This followed by that?


#1

I am trying to do a if x happens and then y happens do z

Like for example: If Motion is detected at the stairs and then motion is detected in the living room (downstairs), then turn off the upstairs hall light (because you went down the stairs, clearly).

And to make sure it does not happen if you go living room motion then stair motion

I have been toying with the group of “followed by” function but it does not seem to work


#2

Why not just turn off the upstairs hall light if there’s no motion?
Here’s a piston I use for my upstairs hallway lighting. I use a motion sensor at the bottom of the stairs, and an additional one at the top of the stairs facing the bedroom doors (not sure of your house layout so it may not work for you).


#3

The other thing to consider with your original idea…

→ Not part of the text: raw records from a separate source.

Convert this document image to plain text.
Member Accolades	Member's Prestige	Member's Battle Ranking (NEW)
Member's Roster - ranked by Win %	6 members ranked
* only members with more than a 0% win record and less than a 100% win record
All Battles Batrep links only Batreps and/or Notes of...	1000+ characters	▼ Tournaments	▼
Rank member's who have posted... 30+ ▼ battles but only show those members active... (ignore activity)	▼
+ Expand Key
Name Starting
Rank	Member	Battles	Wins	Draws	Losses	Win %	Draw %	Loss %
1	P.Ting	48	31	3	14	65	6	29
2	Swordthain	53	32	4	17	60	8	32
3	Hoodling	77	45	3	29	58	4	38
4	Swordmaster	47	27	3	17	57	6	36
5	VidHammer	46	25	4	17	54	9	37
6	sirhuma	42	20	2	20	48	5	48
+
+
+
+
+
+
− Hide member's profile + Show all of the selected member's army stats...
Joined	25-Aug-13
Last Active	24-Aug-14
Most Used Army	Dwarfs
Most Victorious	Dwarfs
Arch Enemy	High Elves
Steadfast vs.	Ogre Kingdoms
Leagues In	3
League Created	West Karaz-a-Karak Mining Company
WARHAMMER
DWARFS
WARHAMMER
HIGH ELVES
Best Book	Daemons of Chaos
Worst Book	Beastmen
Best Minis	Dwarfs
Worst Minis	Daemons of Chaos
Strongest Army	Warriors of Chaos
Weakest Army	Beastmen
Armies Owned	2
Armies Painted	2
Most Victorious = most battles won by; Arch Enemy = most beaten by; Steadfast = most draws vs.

What if you were walking up the stairs a few moments before your partner (or pet) walked into the living room. You would be left in the dark because ST cannot tell who is who.

I have occasionally programmed for two motion detectors on a stairwell (one at the top, and one at the bottom). Using variables, webCoRE can usually distinguish what direction you are going in… but it gets tricky if multiple people trigger sensors near the same time period. (it works best when the sensors cover as little area as possible - I often install an inch above the the 2nd step for this case - Aimed away from traffic)

I would lean towards a slight modification to @allrak’s suggestion.

IF motion is inactive for X minutes
Then turn off lights

The less ‘grey’ area, the more reliable your outcomes.


#4

well I have a way to deal with that as well. if the motion is detected upstairs, it turns on a variable to say “yo someone is here” along with a countdown timer until more motion.

the this followed by that will just cut the motion countdown if you do walk downstairs. At that point it’ll start a 1 min countdown for the light upstairs.

It’s what I have to do to deal with cheap Xiaomi sensors that only detect motion every 60 seconds.


#5

it all works great, the only problem is when it detects something out of order, it restarts the piston which is annoying

If motion is detected at X followed by motion detected at Y, then do whatever

if motion is detected at Y without motion at X, it restarts the piston. Which is fine if that’s all my piston contained. I will jsut have to make a new piston. I hate having 50+ pistons!


#6

Each time a trigger happens, the code runs all the way thru… top to bottom.

Perhaps putting that code in a separate piston will give you better results.
(don’t forget to share your work when you are happy so others can benefit)


I have 249 pistons in my house right now…
although about 100 of them are just used as examples, and are kept paused.

Categorizing your pistons makes it MUCH easier to keep track of them.